Many daycares provide food in the toddler sections. Daycares maintain standards when they provide food. Most daycares that provide food can give you a weekly menu. If both parents are working, it might become very difficult to prepare meals for the whole day for a kid. Many times, kids may not even touch the food you have prepared because it is different from what her/his friends are eating. When the food is provided by the daycare, all the kids are eating the same food, which is an encouragement for many kids. Moreover, daycare food is most of the times healthy because they generally prepare a menu keeping nutrition and variety under consideration.
What do the kids really do the entire day in a daycare? Well, in the infant class two naps are common. In the toddler class, it is generally just one nap. Reading books, singing, drawing, playing with puzzles, and playing outside are common activities in the toddler sections.
The infant sections do not have such activities but they have activities relevant to the development of motor skills. This includes teaching the infants how to grab things, helping them sit, and stand. Our son quickly started to sit and crawl within a few days after he started to go to daycare. The caregivers told us how to arrange pillows around to train Dear Son to sit.

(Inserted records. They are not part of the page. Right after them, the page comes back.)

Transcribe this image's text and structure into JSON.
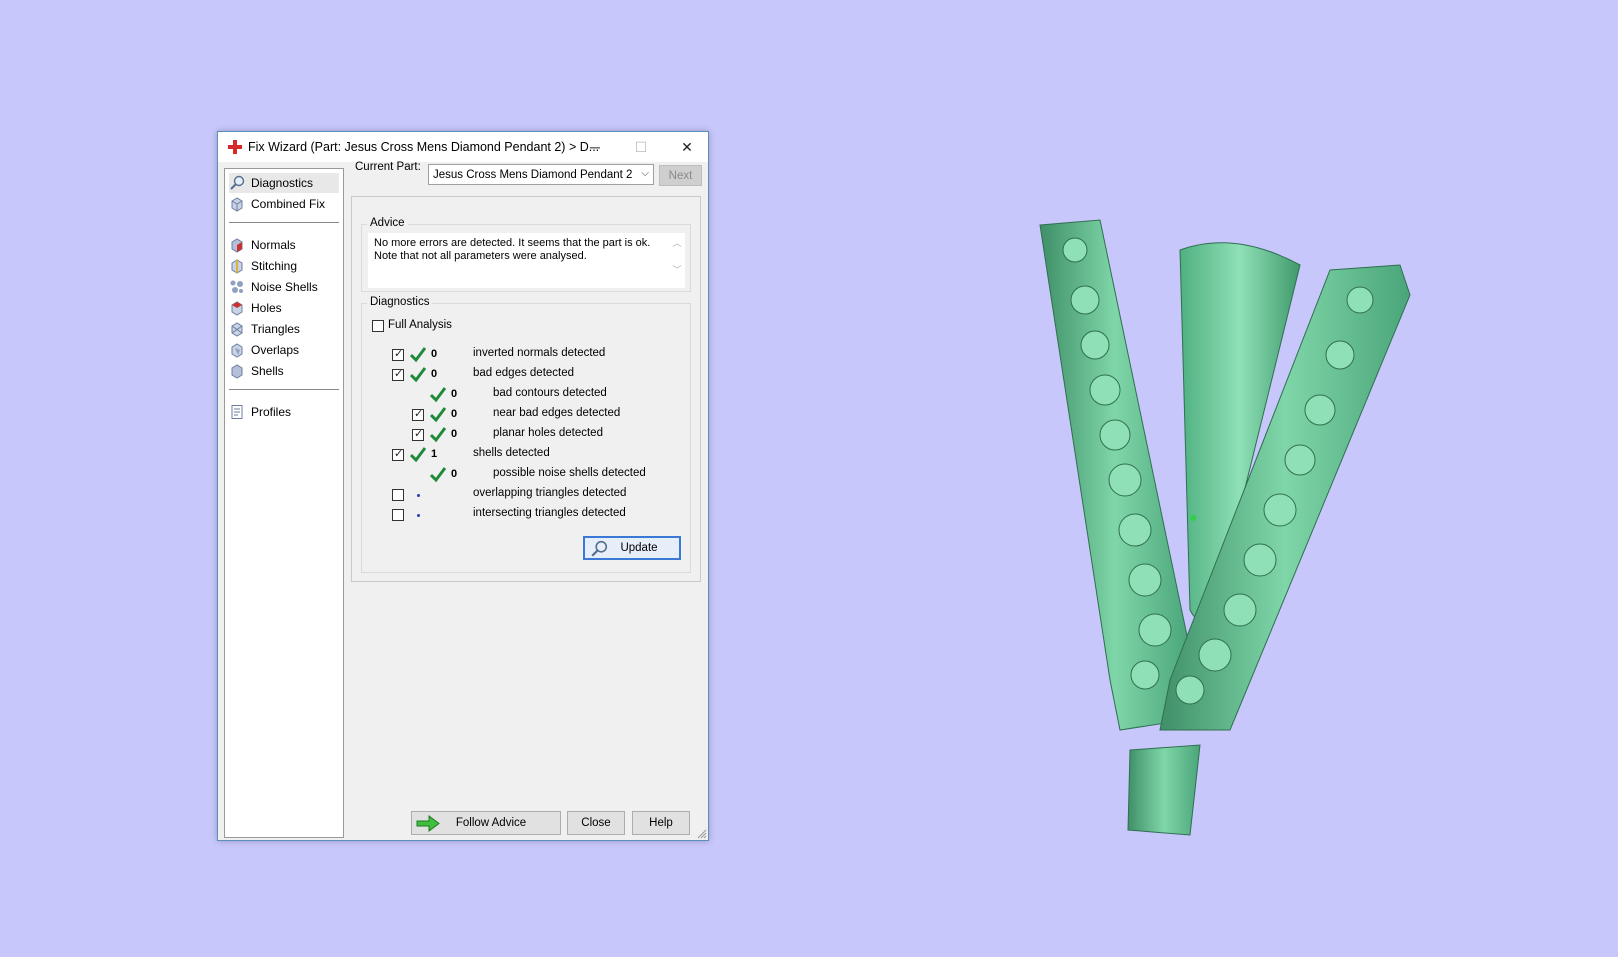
{
  "window": {
    "title": "Fix Wizard (Part: Jesus Cross Mens Diamond Pendant 2) > D...",
    "controls": {
      "minimize": "─",
      "maximize": "☐",
      "close": "✕"
    }
  },
  "sidebar": {
    "items": [
      {
        "label": "Diagnostics",
        "icon": "magnifier-icon"
      },
      {
        "label": "Combined Fix",
        "icon": "cube-icon"
      },
      {
        "label": "Normals",
        "icon": "normals-icon"
      },
      {
        "label": "Stitching",
        "icon": "stitching-icon"
      },
      {
        "label": "Noise Shells",
        "icon": "noise-shells-icon"
      },
      {
        "label": "Holes",
        "icon": "holes-icon"
      },
      {
        "label": "Triangles",
        "icon": "triangles-icon"
      },
      {
        "label": "Overlaps",
        "icon": "overlaps-icon"
      },
      {
        "label": "Shells",
        "icon": "shells-icon"
      },
      {
        "label": "Profiles",
        "icon": "profiles-icon"
      }
    ]
  },
  "current_part": {
    "label": "Current Part:",
    "value": "Jesus Cross Mens Diamond Pendant 2",
    "next_label": "Next"
  },
  "advice": {
    "title": "Advice",
    "line1": "No more errors are detected. It seems that the part is ok.",
    "line2": "Note that not all parameters were analysed."
  },
  "diagnostics": {
    "title": "Diagnostics",
    "full_analysis": "Full Analysis",
    "rows": [
      {
        "checked": true,
        "status": "ok",
        "count": "0",
        "text": "inverted normals detected"
      },
      {
        "checked": true,
        "status": "ok",
        "count": "0",
        "text": "bad edges detected"
      },
      {
        "checked": null,
        "status": "ok",
        "count": "0",
        "text": "bad contours detected"
      },
      {
        "checked": true,
        "status": "ok",
        "count": "0",
        "text": "near bad edges detected"
      },
      {
        "checked": true,
        "status": "ok",
        "count": "0",
        "text": "planar holes detected"
      },
      {
        "checked": true,
        "status": "ok",
        "count": "1",
        "text": "shells detected"
      },
      {
        "checked": null,
        "status": "ok",
        "count": "0",
        "text": "possible noise shells detected"
      },
      {
        "checked": false,
        "status": "pending",
        "count": "",
        "text": "overlapping triangles detected"
      },
      {
        "checked": false,
        "status": "pending",
        "count": "",
        "text": "intersecting triangles detected"
      }
    ],
    "update_label": "Update"
  },
  "footer": {
    "follow_advice": "Follow Advice",
    "close": "Close",
    "help": "Help"
  },
  "colors": {
    "background": "#c7c7fb",
    "model": "#6fcf9c",
    "check_green": "#1f8a3a"
  }
}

Speaking with infants is something that the teachers of a good daycare will do diligently. Infants learn words from people surrounding them.

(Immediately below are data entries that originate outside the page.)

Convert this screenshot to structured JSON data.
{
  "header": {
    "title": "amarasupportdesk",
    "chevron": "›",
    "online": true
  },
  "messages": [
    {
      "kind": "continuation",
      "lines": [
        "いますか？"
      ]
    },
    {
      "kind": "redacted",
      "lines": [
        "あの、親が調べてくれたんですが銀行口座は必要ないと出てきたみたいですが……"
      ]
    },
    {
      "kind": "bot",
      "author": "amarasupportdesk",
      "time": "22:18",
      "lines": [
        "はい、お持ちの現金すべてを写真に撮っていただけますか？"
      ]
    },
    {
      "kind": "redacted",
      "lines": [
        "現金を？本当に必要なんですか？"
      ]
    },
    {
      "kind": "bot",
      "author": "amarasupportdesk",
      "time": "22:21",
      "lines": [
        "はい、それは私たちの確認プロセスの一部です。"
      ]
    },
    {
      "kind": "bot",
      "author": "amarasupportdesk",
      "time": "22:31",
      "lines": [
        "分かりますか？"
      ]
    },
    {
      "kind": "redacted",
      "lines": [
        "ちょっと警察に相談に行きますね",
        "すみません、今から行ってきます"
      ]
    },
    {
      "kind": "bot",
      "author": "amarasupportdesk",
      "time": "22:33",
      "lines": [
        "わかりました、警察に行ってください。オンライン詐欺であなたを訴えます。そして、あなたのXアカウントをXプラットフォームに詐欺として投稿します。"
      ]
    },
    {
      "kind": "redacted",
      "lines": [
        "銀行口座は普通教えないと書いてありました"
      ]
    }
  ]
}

Babies like routines. Daycares are good at following routines the whole day. Ask for a weekly curriculum of activities to every daycare you visit when you are searching for childcare.
Search on the Internet for compliance history and complaints
Search for compliance history and recorded complaints of each daycare you visit. A good source is the website of the Texas Department of Family and Protective Services. If you go to this page you will find a search form, which will guide you to find particular daycares you are interested in. You will be able to see compliance history, violations, and complaints.
Do not forget to check for self-reported incidents as well. Search on Yelp and forums for any comment from anyone. Talk to parents whose kids are in that daycare, if you get a chance. Gather as much information as you can and make your decision based on the information, your instinct, convenience, and above all whatever you think is the best for your child.
Are classrooms well-lit?
We like classrooms with a lot of natural light. It was not a deal-breaking criterion but we rejected one daycare because the classroom was dark and crowded. Toddlers generally get a chance to go out once or twice a day based on the weather. Infants have a very little chance to go out. Therefore, a classroom full of natural light is preferable.
Not a deal breaker but we carry very little or no cash with us nowadays. We do not carry checkbooks with us either. If a daycare accepts only checks or cash then it would become inconvenient for many parents. If credit or debit card payments require 3% charge, then it is another item to keep in mind that the monthly childcare expense is higher than expected.